Les 500 pages d'inédits ici disponibles, pour la plupart rédigés au stalag mais couvrant en réalité la période allant de la fin des années 1930 jusqu'à la parution de «Totalité et Infini» en 1961, sont passionnants à plus d'un titre. «On y trouve à la fois tout Levinas, et un Levinas jamais tout à fait né, jamais tout à fait advenu», résume Bernard-Henri Lévy qui s'est démené durant des années pour rendre possible cet événement éditorial dont la direction scientifique a été confiée à Jean-Luc Marion par le fils du philosophe.

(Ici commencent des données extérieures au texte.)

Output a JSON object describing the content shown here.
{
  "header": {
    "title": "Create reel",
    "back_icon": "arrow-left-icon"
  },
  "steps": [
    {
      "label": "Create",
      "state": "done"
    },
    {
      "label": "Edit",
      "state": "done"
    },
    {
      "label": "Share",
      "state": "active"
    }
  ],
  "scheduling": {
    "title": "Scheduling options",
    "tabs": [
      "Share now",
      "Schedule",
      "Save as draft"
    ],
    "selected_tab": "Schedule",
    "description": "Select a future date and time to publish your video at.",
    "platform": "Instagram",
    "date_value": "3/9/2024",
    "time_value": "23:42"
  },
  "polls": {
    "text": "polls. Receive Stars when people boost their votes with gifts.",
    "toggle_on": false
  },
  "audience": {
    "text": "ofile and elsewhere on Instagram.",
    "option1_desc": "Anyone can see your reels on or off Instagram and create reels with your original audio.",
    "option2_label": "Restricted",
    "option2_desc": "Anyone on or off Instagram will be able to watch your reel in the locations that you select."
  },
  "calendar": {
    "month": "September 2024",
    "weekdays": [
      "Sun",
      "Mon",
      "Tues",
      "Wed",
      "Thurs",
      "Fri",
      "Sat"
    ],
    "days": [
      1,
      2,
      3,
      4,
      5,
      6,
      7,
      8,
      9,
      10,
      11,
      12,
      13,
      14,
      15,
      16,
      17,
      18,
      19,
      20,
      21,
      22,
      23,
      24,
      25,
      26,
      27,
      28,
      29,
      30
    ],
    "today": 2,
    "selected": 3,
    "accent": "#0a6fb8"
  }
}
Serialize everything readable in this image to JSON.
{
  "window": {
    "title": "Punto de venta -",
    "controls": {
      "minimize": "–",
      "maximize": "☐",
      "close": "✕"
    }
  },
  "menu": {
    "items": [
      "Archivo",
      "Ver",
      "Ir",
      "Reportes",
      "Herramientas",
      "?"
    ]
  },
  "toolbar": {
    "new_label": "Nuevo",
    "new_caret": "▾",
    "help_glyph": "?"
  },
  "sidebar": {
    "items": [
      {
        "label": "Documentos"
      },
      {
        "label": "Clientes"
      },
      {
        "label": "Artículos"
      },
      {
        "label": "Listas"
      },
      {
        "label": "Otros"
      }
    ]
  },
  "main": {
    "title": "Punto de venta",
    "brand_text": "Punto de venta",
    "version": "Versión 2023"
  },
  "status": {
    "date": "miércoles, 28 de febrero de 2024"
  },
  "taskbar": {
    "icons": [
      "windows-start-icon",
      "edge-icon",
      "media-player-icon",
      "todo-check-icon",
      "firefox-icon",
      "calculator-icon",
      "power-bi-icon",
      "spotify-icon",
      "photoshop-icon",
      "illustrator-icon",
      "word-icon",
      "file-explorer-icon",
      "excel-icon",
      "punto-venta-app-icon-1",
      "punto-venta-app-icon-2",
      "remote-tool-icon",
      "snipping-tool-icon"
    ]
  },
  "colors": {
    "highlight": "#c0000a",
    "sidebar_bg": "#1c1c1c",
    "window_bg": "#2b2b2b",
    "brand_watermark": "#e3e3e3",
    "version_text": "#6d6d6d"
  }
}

Si les lecteurs de Levinas ne seront certes pas décontenancés par les notes de la dernière section, les «Carnets» initiaux recèlent, eux, de troublantes découvertes. Et d'abord ceci : qu'avant d'opter définitivement pour la philosophie Levinas envisagea longtemps une œuvre littéraire. «Triste Opulence» et «l'Irréalité et l'Amour» sont les deux titres qu'il prévoyait déjà pour ses romans futurs. Le premier d'entre eux, rebaptisé «Eros», le hantera jusqu'aux années 1960.

Commencé en mai 1940, ce dernier a justement pour thème la captivité. On trouve dans les notes préparatoires laissées par Levinas des descriptions extrêmement saisissantes de ce que fut pour lui, et pour tout un peuple peut-être, l'ampleur de la débâcle française. Non pas une simple défaite militaire, ni un renversement des valeurs, aussi traumatique soit-il, mais une expérience ontologique de dé réalisation complète. «La chute de la draperie», c'est-à-dire de l'officiel, selon l'image récurrente employée par Levinas, ne signe pas seulement la perte des illusions, mais la fin du sens. La défaite de la France, cette «immense stabilité», écrit-il, concerne aussi bien les gestes quotidiens que l'intimité à la langue. «Les choses se décomposent, perdent leur sens : les forêts deviennent arbres - tout ce qui signifiait forêt dans la littérature française disparaît.» Un monde s'est cassé, sans nul retour possible.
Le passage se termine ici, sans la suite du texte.